Dangote Group is investing billions in sugarcane plantations in several parts of the country. PZ Wilmar has put billions into palm oil plantations in Cross River State. Olam has also invested heavily in this area. This, according to experts, remains one sure way of managing the looming crisis.
But there is a twist to the whole story. Amid recession in the first half of 2017, many manufacturers sourced local alternatives to foreign inputs, pushing up percentage of local input preference to 60.72 percent, according to data from MAN.
But with several market interventions by the Central Bank of Nigeria (CBN), which resulted in foreign exchange stability, many manufacturers resumed chase for foreign inputs at the expense of local alternatives, pushing down local input preference to 57 percent.
“The relatively more available forex, resulting from the CBN intervention, may have been rubbing off negatively on backward integration agenda as firms prefer to import raw-materials as against inward looking,” MAN said in its latest economic review obtained by BusinessDay.

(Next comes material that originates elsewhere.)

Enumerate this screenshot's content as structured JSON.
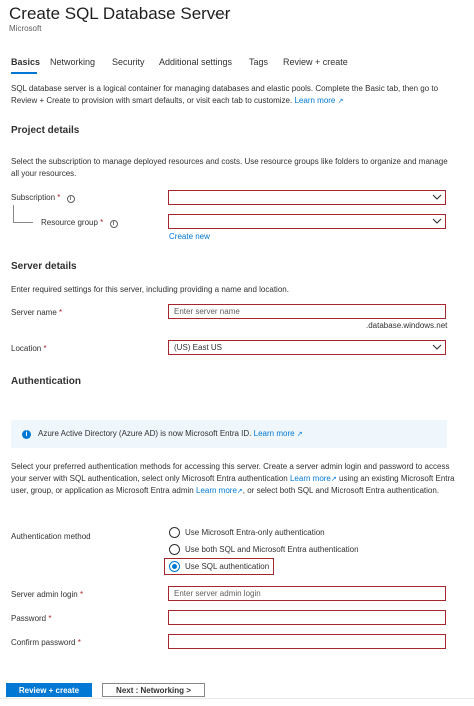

The CBN first gave manufacturers 40 percent preference in the FX market, meaning that they had exclusive right to 40 percent of available FX in the market. The apex bank subsequently created special windows for exporters and small businesses, leading to some stability in the market.
“Local raw-materials utilisation in the manufacturing sector has maintained downward trends since the first half of 2017 when the CBN commenced policy intervention in the official forex market,” MAN, led by Mansur Ahmed, said.
This is already a challenge. Some manufacturers say that they do not often get the type of inputs they want at the required quantity and quality. This is one area where investments are needed. For a fragile economy like Nigeria, the government and the private sector might do well to look closely at the quality of inputs in the economy.
Also, in 2016 crisis, manufacturers, especially small and medium-scale players, resorted to locally fabricated machinery. This was not an easy decision for many firms because it made commonsense. Higher demand for local inputs gave rise to higher demand for locally fabricated machines that were suitable for local raw materials.
What helped was the consciousness among manufacturers to look inwardly for machines suitable for local raw materials. However, some local institutions fabricating these machines did not show leadership in many areas as they delayed fabrication in some instances and produced some machines that were not suitable for a number of companies.
One manufacturer said in 2016, “This is why we have to change the Nigerian education system towards Science, Technology, Engineering and Mathematics (STEM).”
The manufacturer added, “Education should be tailored towards solving the problems of the industry.”
Another strategy adopted during periods of economic slump is cost management. Some manufacturers had to cut unnecessary costs without sacking workers. Others cut jobs and reduced departments or subsidiaries that were not contributing meaningfully to revenue or the company good.
Whether anybody believes it or not, crisis is looming and the best response is to cut FX exposures. The majority of the Nigerian population are poor and the looming recession will further deepen their misery. It is debatable whether manufacturers can shift high costs resulting from FX exposures to the struggling consumers.